A noite estava fria. Escureceu cedo e, dentro do automóvel, Pancrácio pouco via através do vidro embaciado, onde a chuva embatia violentamente. Pelo rádio tomou conhecimento da temperatura do ar – cinco graus centígrados. Não conseguiu conter um sorriso. Por dentro, ele estava “quente”. O seu nível de álcool no sangue tinha vindo a subir drasticamente desde o início da noite, quando começou o jantar de aniversário de Felisberta, sua futura esposa. Quando saíram do restaurante, ela insistiu em conduzir, uma vez que praticamente só tinha bebido água, mas Pancrácio era teimoso. Não cedeu e levou a sua avante: achava-se em perfeitas condições para guiar o automóvel.

E lá iam os dois a caminho de casa (já viviam juntos há quase dois anos), quando um azar aconteceu. Uma distracção, reflexos adormecidos pelo álcool, e o embate na viatura que os precedia. Coisa ligeira, apenas um pouco de chapa, pensou Pancrácio. Saiu do carro e iniciou uma pequena discussão sobre as causas do acidente com o único ocupante do outro automóvel.

Mas um azar nunca vem só. Quando a declaração amigável de acidente ia entrar em acção, eis que aparece uma viatura da Brigada de Trânsito da GNR, que imediatamente parou. Aí Pancrácio tremeu. O temido “balão” apareceu nas mãos de um agente, enquanto um outro lhe pedia a documentação: carta, livrete, registo de propriedade do veículo, BI, etc. Foi então que Pancrácio se apercebeu que a sua noite negra ia continuar. A carta tinha caducado há quase um mês, mas como não possui viatura própria e só conduz a de Felisberta em raras ocasiões, deixou andar e não tratou da sua renovação a tempo e horas.
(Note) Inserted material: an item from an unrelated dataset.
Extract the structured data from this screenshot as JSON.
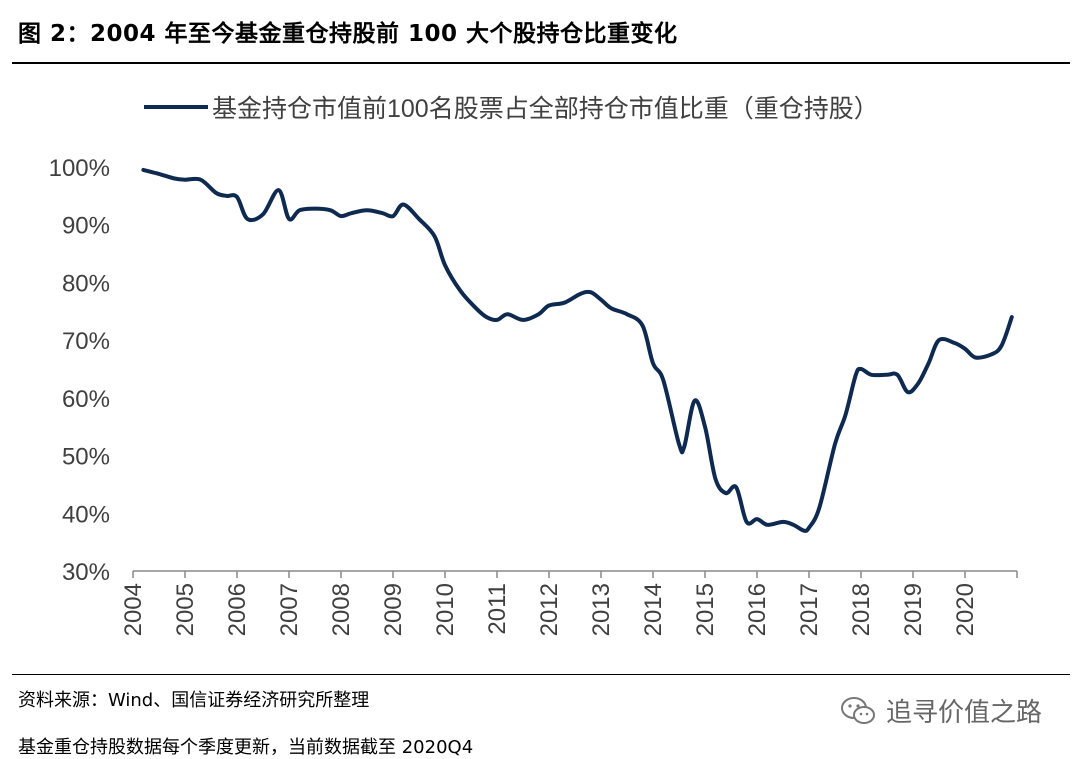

No meio da confusão, Felisberta chorava. Tudo isto poderia ter sido evitado, caso ela tivesse levado o carro. Pouco tinha bebido, e a sua carta só caducava dali a pouco mais de dois meses, como teve oportunidade de confirmar, quando um dos agentes pediu a sua documentação. Enquanto um agente conversava com o condutor do outro veículo, Felisberta não conseguiu controlar os nervos e começou a gritar com Pancrácio. O agente da GNR interveio então para fazer o teste de álcool. Pancrácio atingiu um valor ligeiramente acima do máximo admissível, o que o impediu de voltar a conduzir. Bem se esforçou por conseguir a compreensão do agente, mas este não se compadeceu com a sua história: não há justificação para uma condução com tal nível de álcool no sangue. Quanto a Felisberta, o teste nada acusou. Ia ser ela a levar o carro até casa. Pancrácio entrou em desespero quando tomou conhecimento de todo o processo que ia atravessar: julgamento, multa e proibição de conduzir durante uns tempos.

O condutor do outro veículo também não estava muito bem. Para além de ter acusado álcool no sangue, com um valor muito próximo do limite admissível para condução, não tinha qualquer documentação para além do bilhete de identidade e do seguro. Ficou então obrigado a apresentar a restante documentação no dia seguinte.

A declaração amigável entrou finalmente em acção – Pancrácio deu-se como culpado – e o assunto ficou de momento por ali. Foi um Pancrácio destroçado que se sentou no lugar ao lado do condutor, aguentando sem pestanejar os gritos de Felisberta. No outro veículo, o condutor preparou-se para arrancar com um sorriso nos lábios. Apesar de tudo, não se podia queixar. Para além de ter escapado no “balão” e da falta de documentação, o carro já tinha uma amolgadela atrás e agora ia ter um arranjo à borla.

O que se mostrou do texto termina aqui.